As traders around the world struggle to get their hands on the dollar, liquidity in China is so plentiful that borrowing in yuan costs the least in 14 years.
A gauge of short-term borrowing costs in China’s interbank market plunged for seven sessions to the lowest level since May 2006, showing abundant liquidity after the central bank reduced the amount of cash banks need to hold in reserve.
Interest-rate swaps at a nine-year low signal traders expect cash supply will remain ample in the near future, as the People’s Bank of China seeks to offset the economic impact of the virus outbreak.
The calmness in China’s money market is in stark contrast with the shortage of the greenback and fears of a credit crunch around the world. The yield gap between US commercial paper and risk-free rates has surged to levels last seen during the 2008 financial crisis, while the cost to insure dollar- and euro-denominated debt against default rose to new highs. That’s despite global central banks’ efforts to pump cash into their financial systems to avoid an economic crisis. “The additional liquidity that came under the reserve-ratio cut is stuck in China’s interbank market when real demand for credit is weak,” said Becky Liu, head of China macro strategy at Standard Chartered Plc. “The upcoming tax payment and quarter-end effects may lead to less loose liquidity conditions, but it should be far from tight.”
Here are five charts illustrating loose liquidity in China:
The overnight repurchase rate halved over the seven sessions to 0.7888% on Friday. Liquidity remains flush despite the PBoC refraining from injecting money in the financial system via reverse repos for 26 straight sessions, the longest hiatus since 2018.
The overnight rate dropped 2 basis points to 0.81% on Tuesday, while the seven-day tenor tumbled 39 basis points to 1.18%, the lowest level since September 2009.
The cost on China’s one-year interest-rate swaps tumbled to the lowest level since 2010 Tuesday, suggesting traders expect funding costs to drop even further.
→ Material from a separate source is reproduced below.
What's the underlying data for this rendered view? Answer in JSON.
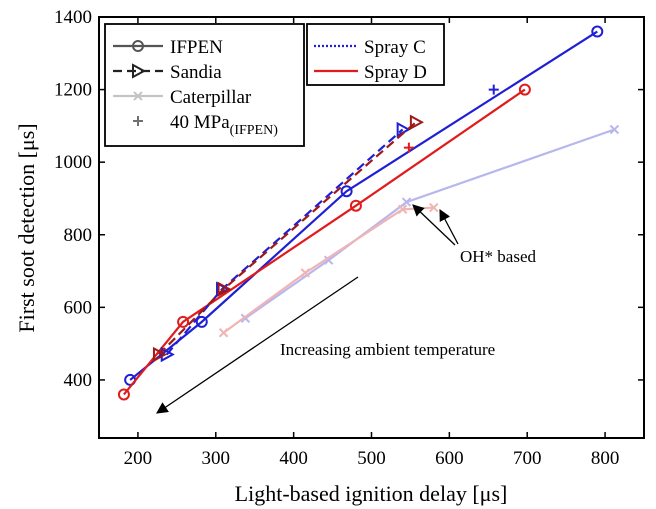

That’s because the PBoC is set for additional monetary policy loosening, with Standard Chartered predicting a 50 basis point cut to the reserve ratio in the next quarter.
China’s three-month Shibor, an indicator for borrowing costs in the money market, slumped for 37 days in a row to the lowest level in nearly a decade on Tuesday. That’s the longest run of declines since August 2018. The rate will continue to fall, a move that makes bonds more attractive, according to Ji Tianhe, a strategist at BNP Paribas SA in Beijing.
The onshore yuan’s next swap points plunged to the lowest level since 2018 last week before recovering. The drop reflects abundant supply of the currency versus the dollar in the foreign-exchange market. With negative short-term swap points, traders earn money when they loan out their greenback in exchange for the yuan.
Tumbling borrowing costs will benefit China’s government bonds. The overnight repo rate’s discount to the 10-year sovereign yield expanded to the largest in more than two months last week, suggesting buying the notes with funding obtained in the interbank market is becoming more lucrative.
The trading volume of overnight repo contracts climbed to the most on record Monday.